NS-Vergangenheit kein Thema des Museums
Im Graevenitz- Museum wird diese problematische Seite des Künstlers nicht sichtbar. Seine Tierfiguren sind präsent, einige Frauenbüsten, dann eine Reihe Landschaftsaquarelle. Auch auf der Homepage wird die Verbindung nur insofern thematisiert, als auf die Dissertation der Museumsleiterin hingewiesen wird: „Der Bildhauer Fritz von Graevenitz und die Staatliche Akademie der Bildenden Künste Stuttgart zwischen 1933 und 1945.“
Die Kunsthistorikerin Julia Müller räumt ein: „Die Lücke ist auf jeden Fall da. Und das verstehe ich auch. Man sieht, wenn man als Profi hier in das Museum kommt, dass einfach diese Zeit fehlt.“ Das sei wohl auch darauf zurückzuführen, dass die Familie des Künstlers das Museum zunächst alleine geführt habe: „Als Familie ist das sicherlich nicht der Schwerpunkt gewesen, den man da ausstellen wollte.“
Die Lücke schließen
15 Jahre Überzeugungsarbeit seien nötig gewesen. Heute sei man bereit, auch die problematische Zeit zu bearbeiten. „Da war der erste Schritt die Doktorarbeit. Der nächste Schritt ist jetzt, diese Werke in dem Kontext vorzustellen.“
Das bedeutet konkret: Ein großes, digitales Foto-Album, an dem derzeit noch gearbeitet wird, soll ab Sommer diese Lücke zumindest aufs Erste schließen. Museumsleiterin Julia Müller würde das NS-Kapitel des Bildhauers gern in einem Extra-Raum aufgreifen, steht aber in Verhandlungen darüber mit dem Land Baden-Württemberg als Besitzer des Hauses.

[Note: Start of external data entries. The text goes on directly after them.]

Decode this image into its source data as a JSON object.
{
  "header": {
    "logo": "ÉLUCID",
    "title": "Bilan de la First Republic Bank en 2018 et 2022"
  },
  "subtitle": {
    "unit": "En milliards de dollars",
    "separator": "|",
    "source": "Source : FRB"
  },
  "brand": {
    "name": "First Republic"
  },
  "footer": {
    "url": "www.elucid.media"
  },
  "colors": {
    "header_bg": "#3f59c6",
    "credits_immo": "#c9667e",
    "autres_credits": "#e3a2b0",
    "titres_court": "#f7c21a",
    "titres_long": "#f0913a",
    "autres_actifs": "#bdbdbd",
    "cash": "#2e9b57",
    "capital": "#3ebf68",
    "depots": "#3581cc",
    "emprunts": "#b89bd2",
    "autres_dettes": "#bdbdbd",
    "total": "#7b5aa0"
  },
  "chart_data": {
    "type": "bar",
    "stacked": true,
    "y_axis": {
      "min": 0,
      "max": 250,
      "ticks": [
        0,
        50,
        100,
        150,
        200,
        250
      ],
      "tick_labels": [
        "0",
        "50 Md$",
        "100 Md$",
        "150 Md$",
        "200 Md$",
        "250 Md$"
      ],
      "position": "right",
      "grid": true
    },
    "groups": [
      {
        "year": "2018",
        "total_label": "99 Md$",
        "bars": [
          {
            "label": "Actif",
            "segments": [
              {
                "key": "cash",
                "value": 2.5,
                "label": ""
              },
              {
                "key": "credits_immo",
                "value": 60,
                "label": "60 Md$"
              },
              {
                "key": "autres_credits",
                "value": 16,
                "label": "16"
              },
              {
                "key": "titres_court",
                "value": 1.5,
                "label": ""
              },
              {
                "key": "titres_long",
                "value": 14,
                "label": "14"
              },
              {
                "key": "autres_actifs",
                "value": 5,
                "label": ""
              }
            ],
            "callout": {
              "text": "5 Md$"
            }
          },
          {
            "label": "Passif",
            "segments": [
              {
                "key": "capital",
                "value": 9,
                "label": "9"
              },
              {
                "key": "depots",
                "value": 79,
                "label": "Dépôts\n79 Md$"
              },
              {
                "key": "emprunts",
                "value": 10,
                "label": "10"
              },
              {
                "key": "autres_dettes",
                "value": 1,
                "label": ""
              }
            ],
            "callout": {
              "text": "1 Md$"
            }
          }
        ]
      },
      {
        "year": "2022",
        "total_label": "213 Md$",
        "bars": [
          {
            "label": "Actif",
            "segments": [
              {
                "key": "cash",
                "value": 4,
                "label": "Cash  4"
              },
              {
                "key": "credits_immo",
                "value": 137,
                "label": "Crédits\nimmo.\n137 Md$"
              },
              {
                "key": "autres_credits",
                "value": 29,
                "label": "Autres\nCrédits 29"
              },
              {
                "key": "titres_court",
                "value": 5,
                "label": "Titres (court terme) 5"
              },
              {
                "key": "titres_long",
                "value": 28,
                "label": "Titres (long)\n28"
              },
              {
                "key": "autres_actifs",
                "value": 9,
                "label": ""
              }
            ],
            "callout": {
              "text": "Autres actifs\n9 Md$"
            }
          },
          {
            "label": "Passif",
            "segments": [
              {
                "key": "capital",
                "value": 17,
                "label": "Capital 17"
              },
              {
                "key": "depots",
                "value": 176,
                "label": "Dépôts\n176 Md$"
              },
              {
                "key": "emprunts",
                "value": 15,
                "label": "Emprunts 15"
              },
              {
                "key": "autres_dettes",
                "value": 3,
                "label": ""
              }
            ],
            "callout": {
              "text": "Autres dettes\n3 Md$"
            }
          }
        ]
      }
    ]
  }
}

Viele NS-Werke gibt es nicht mehr
Hinzu kommt noch eine ganz andere Schwierigkeit. Außer einer Büste von Wolf Rüdiger Hess, dem Sohn von Rudolf Hess, und einem Heldensarkophag auf dem Friedhof von Schloss Solitude sei nicht mehr viel Ausstellbares aus dieser Zeit vorhanden, „was wirklich auch die Referenz auf diese Politik und auf die Wünsche der NS-Zeit genau darauf bezogen zeigt. Wir haben zwei Jugendfrauen von 1941, wir haben Büsten, wir haben Torsos. Aber ich habe keinen Adler, kein Porträt von Adolf Hitler. Alles das, was eigentlich die Zeit ausgemacht hat, ist nicht mehr vorhanden, weil die Leute auch aufgeräumt haben auf eine gewisse Art und Weise.“
Es sind so einige Fragezeichen, die nach dem Besuch des Graevenitz-Museums am Stuttgarter Schloß Solitude zurückbleiben. Höchste Zeit, aus dem idyllischen Dornröschenschlaf aufzuwachen.